Au comptoir, Betty se résignait à écouter les élucubrations de son client. Ce dernier n’avait pas les moyens de conclure une passe, il rechignait même à payer à la fille un second verre. Elle finit par le laisser seul sous un faux prétexte.
Au fond de la salle, Monsieur Franck se leva de table, caressa d’un geste tendre le visage de Tiffany et sans oublier sa mallette, prit le chemin de l’étage. Julien le suivit du regard, tout en essuyant des verres qu’il rangeait méthodiquement.

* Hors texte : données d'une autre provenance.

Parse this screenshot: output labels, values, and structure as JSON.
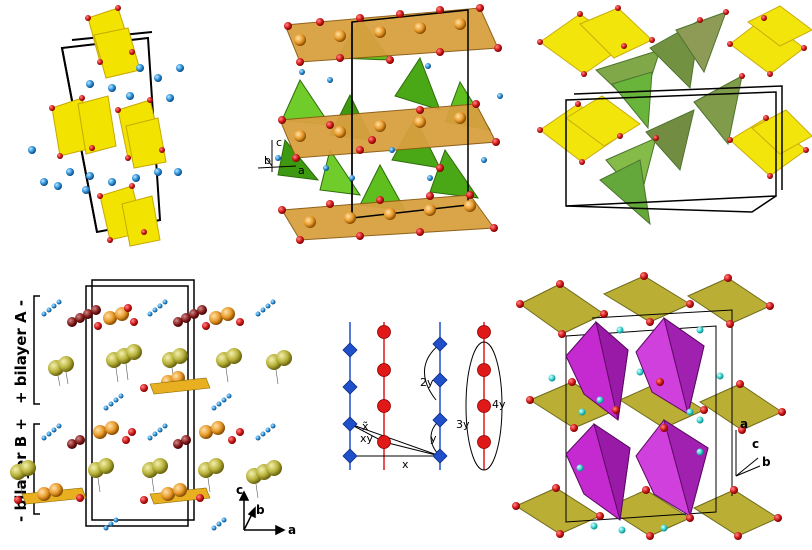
{
  "panel_b": {
    "axes": {
      "c": "c",
      "b": "b",
      "a": "a"
    }
  },
  "panel_d": {
    "bilayer_a": "+ bilayer A -",
    "bilayer_b": "- bilayer B +",
    "axes": {
      "c": "c",
      "b": "b",
      "a": "a"
    }
  },
  "panel_e": {
    "labels": {
      "x_tilde": "x̃",
      "xy": "xy",
      "x": "x",
      "y": "y",
      "two_y": "2y",
      "three_y": "3y",
      "four_y": "4y"
    }
  },
  "panel_f": {
    "axes": {
      "a": "a",
      "c": "c",
      "b": "b"
    }
  },
  "colors": {
    "yellow_octahedra": "#f2e400",
    "orange_atom": "#e89a2a",
    "red_atom": "#d21a1a",
    "blue_atom": "#2a8fd8",
    "green_tetra": "#5fbf1e",
    "olive_sphere": "#b8b23a",
    "magenta_octa": "#c42ad0",
    "olive_plate": "#b7aa2a",
    "cyan_atom": "#35d2d0",
    "diagram_blue": "#1f4fc9",
    "diagram_red": "#e01818"
  }
}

Accoudé au comptoir, le client délaissé alluma une cigarette, demanda l’addition. Il sourcilla à l’annonce du montant, paya en silence et s’en fut.
Le mardi était en général un jour calme, presque de repos pour les filles qui ne s’en plaignaient pas. Seul le premier mardi du mois voyait débarquer Monsieur Franck qui intriguait aujourd’hui par sa curieuse mallette.
Tiffany fut la première à en parler :
— Qu’est-ce qu’il trimbale là-dedans ?
— Je me le demande, fit Julien, préoccupé par la chose.
Il laissa tout à coup sa besogne et dit :
— Faut que je sache si tout se passe bien !
Il gagna discrètement le premier palier, s’approcha sans bruit de la chambre, prêta une oreille fine sur ce qui s’y passait. Les petits gémissements de Maggy étaient perceptibles, ainsi que le grincement du sommier. Les halètements courts de l’homme allaient de concert avec une respiration sifflante.
Julien quitta l’étage tout à fait rassuré, regagna le bar où l’attendait Tiffany.
— Alors ?
— Ça se passe bien ! Je serais tout de même surpris que ce type lui crée des problèmes.
Il s’en était quand même inquiété, cela à cause de l’attaché-case apporté dans la chambre. Il ne savait pas ce qu’il contenait, peut-être des documents importants dont Monsieur Franck ne voulait pas se séparer.